If you think about it, it makes a bit of sense: the number of positions of visited in the original puzzle is in the thousands. For each of those thousands of positions, we will run the simulation again, with a new block in that position, meaning that we have to run the simulation (of possibly a few thousand steps), thousands of times. That's millions of steps; Performance matters now!
Jaz came to the rescue with a simple suggestion: replace the List
you use to keep track of the positions visited with a Set
. Our solution becomes:
let loops map =
let rec implementation previousStates state =
match tryMove map state with
| None -> false
| Some nextState ->
if (previousStates |> Set.contains nextState) then
true
else
implementation (Set.add state previousStates) nextState
implementation Set.empty
All of a sudden, the solution takes only 10 seconds to run! What makes this solution an order of magnitude faster?
Time Complexity
Apart from having different properties (like a set only containing unique values), F# data types also have different storage implementation.
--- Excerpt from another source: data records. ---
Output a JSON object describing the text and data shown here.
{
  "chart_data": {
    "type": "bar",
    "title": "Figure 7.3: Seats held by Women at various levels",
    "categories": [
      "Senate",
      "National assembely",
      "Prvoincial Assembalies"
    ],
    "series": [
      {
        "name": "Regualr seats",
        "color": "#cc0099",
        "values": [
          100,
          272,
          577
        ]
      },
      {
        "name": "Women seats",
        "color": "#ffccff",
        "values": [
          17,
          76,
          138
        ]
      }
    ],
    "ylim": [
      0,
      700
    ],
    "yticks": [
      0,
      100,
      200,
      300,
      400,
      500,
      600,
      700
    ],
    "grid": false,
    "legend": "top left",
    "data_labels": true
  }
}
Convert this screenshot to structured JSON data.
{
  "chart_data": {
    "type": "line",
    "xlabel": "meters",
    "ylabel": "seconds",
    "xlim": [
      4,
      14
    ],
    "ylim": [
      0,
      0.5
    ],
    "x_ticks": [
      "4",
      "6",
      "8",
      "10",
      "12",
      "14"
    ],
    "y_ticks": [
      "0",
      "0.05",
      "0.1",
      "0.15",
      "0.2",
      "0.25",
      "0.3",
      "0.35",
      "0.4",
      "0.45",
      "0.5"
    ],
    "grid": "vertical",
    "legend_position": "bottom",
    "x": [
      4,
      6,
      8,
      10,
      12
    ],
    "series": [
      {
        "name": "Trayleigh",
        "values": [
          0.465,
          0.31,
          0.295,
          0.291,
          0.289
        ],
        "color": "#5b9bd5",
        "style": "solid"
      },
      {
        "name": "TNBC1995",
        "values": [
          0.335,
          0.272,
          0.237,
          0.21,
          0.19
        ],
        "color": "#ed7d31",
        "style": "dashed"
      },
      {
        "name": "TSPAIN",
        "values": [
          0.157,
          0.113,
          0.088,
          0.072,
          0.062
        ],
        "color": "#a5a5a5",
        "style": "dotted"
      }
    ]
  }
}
For example, the F# List
is a linked list; a chain of elements, each referring to the next. It's quite easy to implement yourself:
type MyList<'a> = {
Value: 'a
Next: MyList<'a> option
}
let exampleList =
{
Value = 12
Next = Some {
Value = 9
Next = Some {
Value = 6
Next = None
}
}
}
These different storage strategies influence how easy it is to do all kinds of things with the collection. Adding a new value to the front of a linked list is easy:
let add value list =
{
Value = value
Next = Some list
}
Adding to the back is more complex: We will have to build up the list from the beginning up:
let rec addLast value list =
match list.Next with
| Some innerList ->
{ list with
Next = Some(addLast value innerList) }
| None ->
{ list with
Next = Some { Next = None; Value = value } }
The time an operation on a collection takes is called its time complexity. We express this as a function of N, the number of items in the collection.
The complexity of adding at the back of the linked list is O(N): for every element in the list, adding a new one to the back becomes a bit slower, by a constant amount.
Adding to the beginning of a linked list is O(1): No matter how long the list is, if we add to the beginning of it will take the same amount of time
Let's compare the time complexity of a Set
and List
on the operations we used in our loops
function
Operation | List | Set |
---|---|---|
Add |
O(1) | O(log(N)) |
Contains |
O(N) | O(log(N)) |
As you can see, when it comes to adding elements, a List
has an advantage: No matter how long the list is, it's just as quick to add a new item. On the other hand, adding to a Set
is logarithmic: the performance degrades quickly to begin with, but as the set gets larger, the time it takes to add a new element doesn't increase that much between successive calls.
Contains
is more interesting: List.contains
has a time complexity of O(N), making the speed very strongly dependent on the collection size. Set.contains
is still O(log(N)), making it better suited for larger collections.
As you can see, a List
has an advantage when adding items to a large collection. When it comes to the Contains
operation on larger collections, there is a much larger difference, and a Set
is a much better option.
When working with large amounts of data, you'll probably want to take a bit longer to think about the data types you want to use than you would for small amounts. On Microsoft learn, you'll find an overview of all F# data types and their properties, including a table of their operations and the time complexity.